Awareness, at least autism awareness, is a meaningless buzzword. You can verify this by asking people at "autism awareness" events, "what does awareness mean?" and getting the word awareness thrown back at you in most of the answers. It's a signifier with nothing signified. Therefore, the only meaning it holds is by association with the people currently using it, and for the most part, those associations aren't pretty. When the main beneficiaries of "autism awareness" are also the people encouraging us to buy blue light bulbs and commit child abuse, "awareness" becomes a top priority to replace.
The Autistic community's answer? Acceptance. That word is loaded with meaning, and every year we make concerted efforts to pack it with more: Acceptance is an action. Acceptance is more than just passive tolerance of Autistic people's existence. Acceptance is implementing accommodations before they're needed. Acceptance is presuming competence. Acceptance is solidarity. Autism acceptance is a fundamental shift in mindset that embraces the neurodiversity paradigm and the social model of disability.
Thanks to the aggressive promotion of acceptance within the Autistic community, we're starting to see the idea of replacing awareness with acceptance take hold in things created by non-Autistic organizers. Some people chase the imaginary neutral position by including both words, while others see what the world is trending towards, and hop on board with acceptance.
However, bringing a word out of the fringe and into the mainstream has an unfortunate side effect: The fringe no longer has control over the word's meaning. The word is subject to the large-scale social mechanisms behind language development. The word's meaning is now derived from consensus rather than logic or purpose.
Just as awareness can shift from education and understanding to "beware the autism boogeyman", the meaning of acceptance can shift to harmful ideas like "accept the tragedy of autistic life" or "accept the real child hidden behind the autism." If that happens, then acceptance is no different from awareness. It's stolen from the activist toolbox and becomes one of the master's tools. Our years of work become a failed experiment and we're forced to start over.

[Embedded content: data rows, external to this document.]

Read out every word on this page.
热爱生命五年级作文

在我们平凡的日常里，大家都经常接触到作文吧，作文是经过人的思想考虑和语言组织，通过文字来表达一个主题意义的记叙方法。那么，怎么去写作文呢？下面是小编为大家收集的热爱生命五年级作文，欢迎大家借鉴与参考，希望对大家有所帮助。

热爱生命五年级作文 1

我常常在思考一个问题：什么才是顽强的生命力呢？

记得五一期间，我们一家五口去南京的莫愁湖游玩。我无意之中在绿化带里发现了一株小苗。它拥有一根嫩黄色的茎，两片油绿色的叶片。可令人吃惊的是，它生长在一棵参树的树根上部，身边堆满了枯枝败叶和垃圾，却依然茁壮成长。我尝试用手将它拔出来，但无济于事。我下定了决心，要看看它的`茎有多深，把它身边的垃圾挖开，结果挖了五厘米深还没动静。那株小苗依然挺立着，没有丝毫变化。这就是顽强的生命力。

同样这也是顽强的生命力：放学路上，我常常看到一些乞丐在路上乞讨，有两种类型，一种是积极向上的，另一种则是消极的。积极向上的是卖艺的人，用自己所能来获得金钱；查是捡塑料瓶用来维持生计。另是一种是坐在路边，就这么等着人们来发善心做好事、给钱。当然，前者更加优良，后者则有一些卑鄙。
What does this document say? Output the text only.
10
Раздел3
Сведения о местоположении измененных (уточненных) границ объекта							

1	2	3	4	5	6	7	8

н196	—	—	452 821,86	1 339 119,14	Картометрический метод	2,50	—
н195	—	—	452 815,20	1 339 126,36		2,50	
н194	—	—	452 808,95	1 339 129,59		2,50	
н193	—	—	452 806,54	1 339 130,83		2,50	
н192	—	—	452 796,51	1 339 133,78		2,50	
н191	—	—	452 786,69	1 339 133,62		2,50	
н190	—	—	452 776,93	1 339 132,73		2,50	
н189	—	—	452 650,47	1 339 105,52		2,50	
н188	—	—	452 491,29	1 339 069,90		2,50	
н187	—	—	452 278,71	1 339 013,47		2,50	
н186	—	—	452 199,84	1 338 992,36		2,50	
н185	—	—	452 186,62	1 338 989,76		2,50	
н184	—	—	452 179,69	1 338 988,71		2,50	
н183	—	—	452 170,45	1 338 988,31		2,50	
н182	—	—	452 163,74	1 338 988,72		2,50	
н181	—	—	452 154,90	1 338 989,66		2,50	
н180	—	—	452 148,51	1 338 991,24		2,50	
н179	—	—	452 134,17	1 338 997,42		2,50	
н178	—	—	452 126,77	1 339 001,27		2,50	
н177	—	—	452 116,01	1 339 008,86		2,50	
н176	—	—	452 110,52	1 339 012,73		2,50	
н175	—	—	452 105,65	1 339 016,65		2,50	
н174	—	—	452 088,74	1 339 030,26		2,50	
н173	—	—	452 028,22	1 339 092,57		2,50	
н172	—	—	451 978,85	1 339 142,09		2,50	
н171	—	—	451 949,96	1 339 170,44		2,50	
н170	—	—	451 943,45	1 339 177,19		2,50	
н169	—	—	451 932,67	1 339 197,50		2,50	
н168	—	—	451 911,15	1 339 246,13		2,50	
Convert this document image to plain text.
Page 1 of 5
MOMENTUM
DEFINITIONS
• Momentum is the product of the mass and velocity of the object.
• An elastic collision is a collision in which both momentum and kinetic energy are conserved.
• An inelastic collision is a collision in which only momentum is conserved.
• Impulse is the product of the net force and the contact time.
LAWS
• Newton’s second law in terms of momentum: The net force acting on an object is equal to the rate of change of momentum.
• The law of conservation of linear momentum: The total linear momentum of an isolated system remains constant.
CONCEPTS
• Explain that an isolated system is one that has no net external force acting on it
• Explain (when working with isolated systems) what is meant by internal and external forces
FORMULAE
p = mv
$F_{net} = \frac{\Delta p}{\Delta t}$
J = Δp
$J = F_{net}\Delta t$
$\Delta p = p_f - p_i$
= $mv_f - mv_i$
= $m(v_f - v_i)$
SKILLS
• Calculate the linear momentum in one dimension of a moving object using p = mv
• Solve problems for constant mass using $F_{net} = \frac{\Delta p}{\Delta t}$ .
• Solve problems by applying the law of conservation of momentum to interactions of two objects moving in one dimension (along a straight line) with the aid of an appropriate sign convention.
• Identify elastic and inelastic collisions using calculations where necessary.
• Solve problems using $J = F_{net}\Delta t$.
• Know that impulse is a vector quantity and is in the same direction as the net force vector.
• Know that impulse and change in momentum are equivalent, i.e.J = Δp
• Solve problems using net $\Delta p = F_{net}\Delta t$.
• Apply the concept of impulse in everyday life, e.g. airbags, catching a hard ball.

Already there are organizations co-opting the acceptance label to dupe their Autistic audiences into not making a fuss, when the content is still the same message that we protest. There are well-intentioned "acceptance" events where the people who show up use the word acceptance because it's there, but are really still stuck in the awareness mindset, undermining the events.
It is not enough to correct these occurrences for misusing a word, for they may be ignorant of the intended meaning of one label, but their overall messages are quite intentional, as they have always been. It is necessary for us to condemn phony acceptance as fraud, and as hatred.
We must not let acceptance become a buzzword. If it does, then we have made no progress towards actually autistic people being actually accepted.